The Core KDA ontology specializes SemODP. SemODP Semiotic Ontology Design Pattern http://www.loa-cnr.it/ontologies/cDnS.owl (Behrendt, W., et al. Towards an ontology-based distributed architecture for paid content. in The Semantic Web: Research and Applications, 2nd European Semantic Web Conference (ESWC 2005). 2005. Heraklion, Crete, Greece: Springer-Verlag. ) is constructed as a reference ontology for "knowledge domain analytics", which includes both quantitative and qualitative analysis, and has 3 classes.

Here are the correspondences between Core KDA (mkda) and SemODP (cdns).

  • mkda:Person, mkda:Organisation - cdns:Agent
  • mkda:Publication - cdns:InformationObject -
  • mkda:PropositionalContent, mkda:NonPropositionalContent - cdns:Description

Table 1 provides a crosswalk to 4 ontologies (used by various tools): swrc (Bibster), eskimo (ESKIMO), scholonto (ClaiMaker), and akt (CS AKTIVE SPACE).

The authors also make explicit their assumption that knowledge representation and communication are major activities, and semiotic ones.

Combining KDA with Cognitive Coherence Relations

The theoretical framework comes from Modelling discourse in contested domains: A semiotic and cognitive framework, which uses two key cognitive coherence relations (based on Towards a taxonomy of coherence relations):

  1. Additive/Causal - do they have a weak or strong connection? (compare 'and' to 'because', or a list to a motivation)
  2. Positive/Negative - does the expected connection hold? (compare `so' to `yet')

These relations are used to define a "grammar" for relationships between publications, persons/organizations, and arguments in the KDA ontology.

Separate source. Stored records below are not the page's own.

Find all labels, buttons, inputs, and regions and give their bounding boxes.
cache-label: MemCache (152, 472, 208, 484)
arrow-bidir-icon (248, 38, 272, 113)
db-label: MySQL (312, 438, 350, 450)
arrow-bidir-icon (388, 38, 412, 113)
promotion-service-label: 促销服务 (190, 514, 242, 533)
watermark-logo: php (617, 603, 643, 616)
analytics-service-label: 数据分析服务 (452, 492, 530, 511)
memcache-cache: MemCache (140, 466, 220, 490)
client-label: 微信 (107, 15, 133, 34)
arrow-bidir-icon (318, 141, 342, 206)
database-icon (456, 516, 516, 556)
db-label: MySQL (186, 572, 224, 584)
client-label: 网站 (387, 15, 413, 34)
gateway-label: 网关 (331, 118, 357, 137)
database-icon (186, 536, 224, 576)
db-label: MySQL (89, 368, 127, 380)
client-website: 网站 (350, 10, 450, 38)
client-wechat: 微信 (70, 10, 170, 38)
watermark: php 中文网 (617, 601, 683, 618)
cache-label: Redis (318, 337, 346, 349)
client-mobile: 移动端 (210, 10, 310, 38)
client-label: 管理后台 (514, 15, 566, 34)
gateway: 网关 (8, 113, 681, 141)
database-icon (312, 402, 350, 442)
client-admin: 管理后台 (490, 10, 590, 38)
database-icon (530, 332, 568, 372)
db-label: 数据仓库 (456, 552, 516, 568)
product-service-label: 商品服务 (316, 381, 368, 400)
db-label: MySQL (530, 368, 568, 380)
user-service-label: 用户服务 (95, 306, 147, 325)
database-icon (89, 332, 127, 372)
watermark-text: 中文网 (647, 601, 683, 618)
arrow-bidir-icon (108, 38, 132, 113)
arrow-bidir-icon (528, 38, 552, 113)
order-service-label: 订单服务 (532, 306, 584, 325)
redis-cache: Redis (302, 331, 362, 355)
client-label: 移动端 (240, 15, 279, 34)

Due to the small number of combinations, there are only "a limited set" of inference rules. (Figure 2 provides an example of three such rules.)

These rules are then used for a case study.

Case Study

Wikipedia's article on Abortion Debate is used to populate a knowledge base with Issues. The underlying propositions and arguments are further added. Then information about publications and authors is coded.

With the knowledge base populated, the inference rules are used; this "results in a network representation with a single +ADDITIVE link type", which is appropriate input for bibliometrics. Then Netdraw software is used to cluster and visualise the positions: COMMA2008-viewpoint-clusters.png As noted, the goal is "to detect interesting phenomena that will motivate more focussed investigation on the part of the analyst." The analyst determines who is associated with each cluster, which is used to determine "opposing" clusters (clusters were at least half the viewpoints have a 'disputes' relation with the viewpoints in the other cluster."). Those opposing clusters are shown as red dashed lines in the figure.

Viewpoint clusters add value by reducing the complexity and by adding information (for example, the authors find that Jeff McMahan is associated with two clusters which oppose each other).

Theoretical and Practical Relevance

In addition to its theoretical value, this paper may be useful for students trying to understand the many perspectives on the abortion debate (see especially Table 2 which summarizes viewpoints and authors).

Distinguishes micro-argumentation and macro-argumentation -- which could be helpful elsewhere.